Certo rimane aperta la divisione fra chi ritiene che il sostegno all’Ucraina si debba concretizzare anche con l’invio di armi, e chi ritiene che non sia necessario se non addirittura che sia dannoso. Così come, sull’urgenza del cessate il fuoco e sulla fine della guerra, continua a esistere una pluralità di posizioni che non troverà necessariamente, per ora, una sintesi. L’appello pubblicato su MicroMega “Pace subito, Solidarietà con l’Ucraina, Putin go home!” scritto da Paolo Flores D’Arcais e firmato da decine di personalità (dalle più conosciute come Erri De Luca, Lella Costa, Eva Cantarella, fino a tanta gente comune, insegnanti, attivisti) ha posto il tema nei giorni scorsi: il cessate il fuoco non è sufficiente, è necessario chiedere il ritiro dell’esercito invasore, quello di Putin, dai territori occupati. Cosa che la piattaforma di convocazione della manifestazione non faceva esplicitamente. Ma ciò che è degno di nota, in questo caso, non è tanto la discordanza di segno quanto la fattuale convergenza che nello stesso corteo, accenti diversi come quello posto dall’appello scritto da hanno potuto trovare con il resto della manifestazione. Dialogando, discutendo anche animatamente, ma sotto il segno della comune esigenza di pace e di solidarietà espressa al popolo ucraino. Il gruppo dei firmatari dell’appello ha espresso la sua diversità di pensiero in amicizia e concordanza, scegliendo di essere nella piazza romana di ieri. E amicizia e concordanza c’è stata fra tanti, ieri, ciascuno in piazza con le sue posizioni, non necessariamente coincidenti con quelle del vicino di striscione. Ciascuno con le sue battaglie, da far incontrare in uno spazio condiviso: la presenza combattiva, potente della voce delle giovani e dei giovani iraniani che ieri gridavano “Donna, vita, libertà” e legavano idealmente la loro lotta con la pace per il popolo ucraino e con i dissidenti russi è stata fra i punti più alti del corteo.

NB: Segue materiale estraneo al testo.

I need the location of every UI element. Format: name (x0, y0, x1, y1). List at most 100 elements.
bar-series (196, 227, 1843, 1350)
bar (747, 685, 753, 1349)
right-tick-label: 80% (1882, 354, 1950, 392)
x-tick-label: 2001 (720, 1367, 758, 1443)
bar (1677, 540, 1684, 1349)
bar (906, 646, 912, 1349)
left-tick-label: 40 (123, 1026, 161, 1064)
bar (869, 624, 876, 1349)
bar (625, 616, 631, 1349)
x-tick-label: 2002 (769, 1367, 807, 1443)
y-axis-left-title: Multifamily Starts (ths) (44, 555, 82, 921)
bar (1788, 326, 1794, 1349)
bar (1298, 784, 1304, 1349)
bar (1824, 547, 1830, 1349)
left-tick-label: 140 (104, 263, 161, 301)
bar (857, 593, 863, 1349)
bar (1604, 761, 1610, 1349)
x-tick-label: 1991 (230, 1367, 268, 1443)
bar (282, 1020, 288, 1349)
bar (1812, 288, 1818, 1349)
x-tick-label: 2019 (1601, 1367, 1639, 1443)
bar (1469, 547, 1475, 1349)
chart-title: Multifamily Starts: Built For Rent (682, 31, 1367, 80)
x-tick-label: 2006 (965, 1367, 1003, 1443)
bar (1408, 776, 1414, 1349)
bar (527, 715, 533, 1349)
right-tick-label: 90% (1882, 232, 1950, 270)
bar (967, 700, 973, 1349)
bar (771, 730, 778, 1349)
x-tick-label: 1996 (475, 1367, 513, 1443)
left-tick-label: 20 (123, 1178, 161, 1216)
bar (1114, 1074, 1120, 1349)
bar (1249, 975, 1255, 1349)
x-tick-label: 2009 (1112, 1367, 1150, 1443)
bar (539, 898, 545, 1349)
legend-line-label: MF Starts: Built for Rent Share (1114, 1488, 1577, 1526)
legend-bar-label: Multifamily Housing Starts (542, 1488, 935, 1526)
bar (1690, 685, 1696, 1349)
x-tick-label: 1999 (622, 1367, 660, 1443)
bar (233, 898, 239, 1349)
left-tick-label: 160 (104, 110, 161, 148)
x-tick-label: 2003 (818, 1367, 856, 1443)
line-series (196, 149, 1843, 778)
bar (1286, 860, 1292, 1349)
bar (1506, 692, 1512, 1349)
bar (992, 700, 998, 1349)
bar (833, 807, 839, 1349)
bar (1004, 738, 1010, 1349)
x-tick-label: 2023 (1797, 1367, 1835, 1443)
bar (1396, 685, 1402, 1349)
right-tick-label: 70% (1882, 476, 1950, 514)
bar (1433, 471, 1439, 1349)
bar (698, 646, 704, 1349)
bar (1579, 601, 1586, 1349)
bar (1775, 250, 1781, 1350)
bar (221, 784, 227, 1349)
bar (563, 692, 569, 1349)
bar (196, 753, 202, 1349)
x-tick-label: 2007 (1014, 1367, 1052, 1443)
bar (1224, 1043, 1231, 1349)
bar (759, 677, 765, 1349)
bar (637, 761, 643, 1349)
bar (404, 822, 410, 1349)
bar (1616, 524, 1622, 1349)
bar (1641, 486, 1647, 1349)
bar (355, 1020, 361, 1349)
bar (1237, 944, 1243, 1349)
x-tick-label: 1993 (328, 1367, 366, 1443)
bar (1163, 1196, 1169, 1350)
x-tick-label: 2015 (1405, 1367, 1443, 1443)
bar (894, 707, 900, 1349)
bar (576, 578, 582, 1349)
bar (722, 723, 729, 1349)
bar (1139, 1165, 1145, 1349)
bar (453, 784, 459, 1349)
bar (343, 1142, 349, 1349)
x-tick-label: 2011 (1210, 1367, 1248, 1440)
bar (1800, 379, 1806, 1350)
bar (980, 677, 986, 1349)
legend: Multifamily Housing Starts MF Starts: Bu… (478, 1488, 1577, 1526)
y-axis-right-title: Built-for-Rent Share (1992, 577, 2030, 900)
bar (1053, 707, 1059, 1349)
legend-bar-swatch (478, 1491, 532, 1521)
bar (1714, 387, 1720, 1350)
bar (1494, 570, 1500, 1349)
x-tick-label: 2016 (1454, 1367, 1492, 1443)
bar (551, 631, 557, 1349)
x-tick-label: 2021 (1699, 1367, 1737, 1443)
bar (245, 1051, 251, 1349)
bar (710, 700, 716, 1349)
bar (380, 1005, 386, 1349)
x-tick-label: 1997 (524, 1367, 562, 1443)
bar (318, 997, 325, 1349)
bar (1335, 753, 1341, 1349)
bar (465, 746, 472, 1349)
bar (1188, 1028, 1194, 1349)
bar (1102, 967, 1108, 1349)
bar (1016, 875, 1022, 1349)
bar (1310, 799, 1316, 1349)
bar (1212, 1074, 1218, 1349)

Fra le tante interviste che MicroMega ha realizzato nel corso della giornata di ieri, diverse hanno ribadito una posizione di solidarietà con il popolo ucraino, di esplicita condanna a Putin, ma anche di autocoinvolgimento nelle responsabilità politiche europee: dal conduttore Flavio Insinna, da sempre impegnato con la Comunità di Sant’Egidio, che ha detto “Putin deve tornare indietro e se non l’ha fatto finora è perché la grande politica gliel’ha permesso”, fino alla responsabile del Movimento Europeo di Azione non violenta, Marianella Sclavi, attiva da mesi sul suolo ucraino in operazioni di solidarietà e costruzione di relazioni fra gli attori democratici. Sia in piazza, sia nelle giornate precedenti, Sclavi ha posto con nettezza l’esigenza precisa di dare vita a una solidarietà attiva con il popolo ucraino che sia anche un ponte per il rafforzamento della democrazia, per scongiurare il pericolo più grave in una guerra: quello di diventare come il proprio nemico. “È un processo che è già in atto, e che è inevitabile da molti punti di vista”, ha dichiarato. “Il regime putiniano desidera annientare l’identità ucraina, lo vediamo da come ha stabilito, per esempio, il diritto russo a saccheggiare i musei ucraini. A questo adesso gli ucraini rispondono dicendo che a loro volta cancelleranno tutta l’arte russa dall’Ucraina. Ma lo vediamo nel rapporto con la lingua. Nei nostri momenti di incontro abbiamo dovuto difendere con forza la possibilità di usare la lingua russa, oltre che ucraina. E d’altro canto, cancellare l’uso del russo per una parte importante della popolazione sarebbe come cancellare una parte di sé facendo prevalere l’odio, la costruzione del nemico.”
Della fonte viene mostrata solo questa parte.